The CRP report identifies a number of factors that could affect the plan, including:

  • the absence of a streamlined siting process for new generating facilities,
  • fuel diversity and fuel supply infrastructure concerns,
  • dependence on capacity from neighboring regions and the related impact of the forward capacity markets in those regions,
  • the value of long-term price certainty for market-based projects,
  • the potential for additional plant retirements due to economic or environmental factors,
  • the results of regulations initiated to comply with ozone standards,
  • the impact of the Regional Greenhouse Gas Initiative (RGGI) and its planned auctions of emission allowances, and
  • the effects on electricity demand from implementation of New York State's Energy Efficiency Portfolio Standard (EEPS).

The NYISO will closely monitor all risk factors through its planning process.
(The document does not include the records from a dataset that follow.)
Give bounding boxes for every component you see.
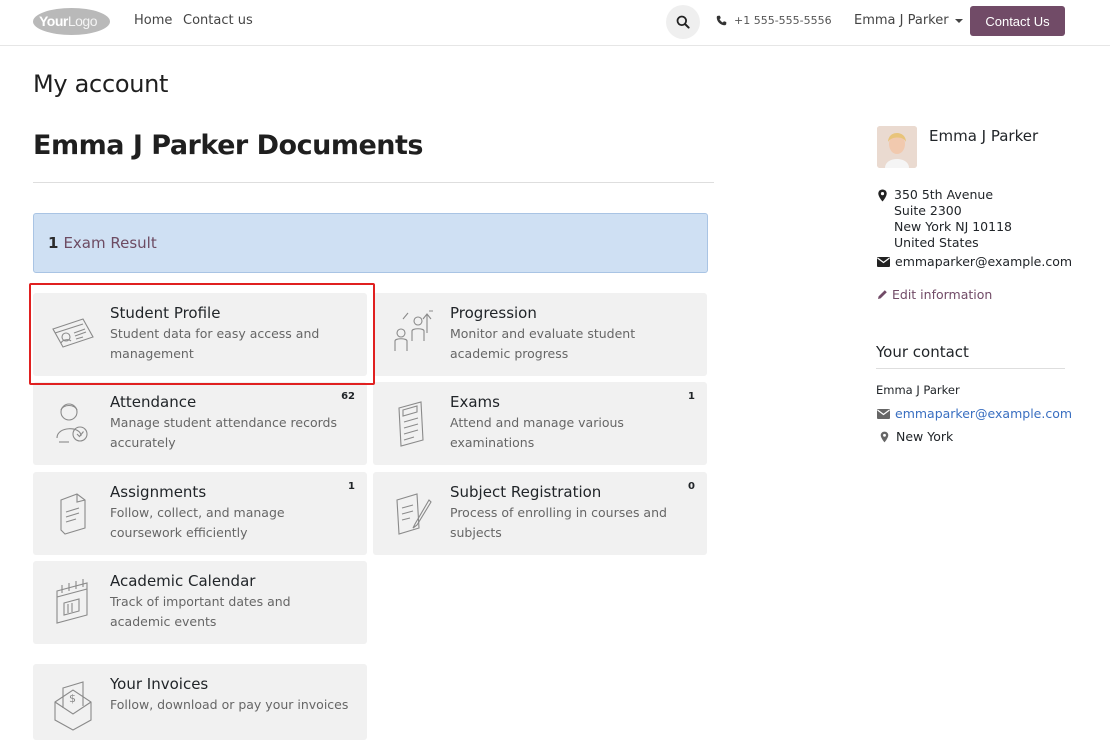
card-academic-calendar[interactable]: Academic Calendar Track of important dat… xyxy=(33,561,367,644)
pencil-icon xyxy=(878,290,887,299)
phone-icon xyxy=(716,15,727,26)
address-block: 350 5th Avenue Suite 2300 New York NJ 10… xyxy=(877,187,1012,251)
documents-title: Emma J Parker Documents xyxy=(33,130,423,161)
edit-information-link[interactable]: Edit information xyxy=(877,287,992,302)
selection-highlight xyxy=(29,283,375,385)
profile-email: emmaparker@example.com xyxy=(877,254,1072,269)
top-navbar: YourLogo Home Contact us +1 555-555-5556… xyxy=(0,0,1110,46)
card-count-badge: 0 xyxy=(688,481,695,492)
svg-text:$: $ xyxy=(69,692,76,705)
contact-location: New York xyxy=(880,429,953,444)
divider xyxy=(876,368,1065,369)
card-subject-registration[interactable]: Subject Registration Process of enrollin… xyxy=(373,472,707,555)
calendar-icon xyxy=(56,579,88,624)
card-title: Attendance xyxy=(110,393,197,411)
exam-result-count: 1 xyxy=(48,234,59,252)
company-logo[interactable]: YourLogo xyxy=(33,8,110,35)
card-your-invoices[interactable]: $ Your Invoices Follow, download or pay … xyxy=(33,664,367,740)
card-description: Monitor and evaluate student academic pr… xyxy=(450,326,636,361)
chevron-down-icon xyxy=(954,18,963,23)
card-count-badge: 1 xyxy=(688,391,695,402)
contact-email-link[interactable]: emmaparker@example.com xyxy=(877,406,1072,421)
exam-sheet-icon xyxy=(398,401,424,447)
card-title: Exams xyxy=(450,393,500,411)
card-attendance[interactable]: Attendance Manage student attendance rec… xyxy=(33,382,367,465)
exam-result-label: Exam Result xyxy=(63,234,157,252)
attendance-icon xyxy=(56,403,88,443)
envelope-icon xyxy=(877,408,890,419)
assignment-icon xyxy=(60,493,86,535)
your-contact-heading: Your contact xyxy=(876,343,969,361)
card-title: Subject Registration xyxy=(450,483,602,501)
user-dropdown[interactable]: Emma J Parker xyxy=(854,13,963,28)
card-count-badge: 1 xyxy=(348,481,355,492)
address-line: New York NJ 10118 xyxy=(894,219,1012,234)
map-marker-icon xyxy=(878,189,887,202)
progression-icon xyxy=(394,310,433,351)
card-description: Follow, collect, and manage coursework e… xyxy=(110,505,285,540)
user-name: Emma J Parker xyxy=(854,13,949,28)
search-button[interactable] xyxy=(666,5,700,39)
nav-home-link[interactable]: Home xyxy=(134,13,172,28)
card-title: Academic Calendar xyxy=(110,572,256,590)
exam-result-alert[interactable]: 1 Exam Result xyxy=(33,213,708,273)
divider xyxy=(33,182,714,183)
envelope-icon xyxy=(877,256,890,267)
card-description: Follow, download or pay your invoices xyxy=(110,697,349,712)
address-line: United States xyxy=(894,235,979,250)
card-count-badge: 62 xyxy=(341,391,355,402)
card-description: Process of enrolling in courses and subj… xyxy=(450,505,667,540)
card-title: Assignments xyxy=(110,483,207,501)
phone-number: +1 555-555-5556 xyxy=(734,14,832,27)
page-title: My account xyxy=(33,70,169,98)
address-line: Suite 2300 xyxy=(894,203,962,218)
card-progression[interactable]: Progression Monitor and evaluate student… xyxy=(373,293,707,376)
phone-contact[interactable]: +1 555-555-5556 xyxy=(716,14,832,27)
nav-contact-link[interactable]: Contact us xyxy=(183,13,253,28)
avatar xyxy=(877,126,917,168)
card-title: Progression xyxy=(450,304,537,322)
card-description: Attend and manage various examinations xyxy=(450,415,624,450)
search-icon xyxy=(676,15,690,29)
map-marker-icon xyxy=(880,431,889,442)
card-description: Track of important dates and academic ev… xyxy=(110,594,291,629)
card-assignments[interactable]: Assignments Follow, collect, and manage … xyxy=(33,472,367,555)
profile-name: Emma J Parker xyxy=(929,127,1039,145)
card-exams[interactable]: Exams Attend and manage various examinat… xyxy=(373,382,707,465)
card-title: Your Invoices xyxy=(110,675,209,693)
registration-icon xyxy=(396,493,432,535)
address-line: 350 5th Avenue xyxy=(894,187,994,202)
contact-name: Emma J Parker xyxy=(876,383,960,397)
contact-us-button[interactable]: Contact Us xyxy=(970,6,1065,36)
card-description: Manage student attendance records accura… xyxy=(110,415,337,450)
invoice-icon: $ xyxy=(54,681,92,731)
Over 7,000 MW of new power plants and merchant transmission projects have come into operation in New York since the formation of the NYISO wholesale electricity markets. The new projects are predominantly located in the downstate region, where reliability needs have been the greatest.

The 2008 CRP is the culmination of the NYISO's third planning cycle. In each cycle, the market has responded with project proposals to meet identified reliability needs. More than 3,000 MW of market-based projects, submitted during the NYISO's first two planning process cycles, are moving forward on schedule.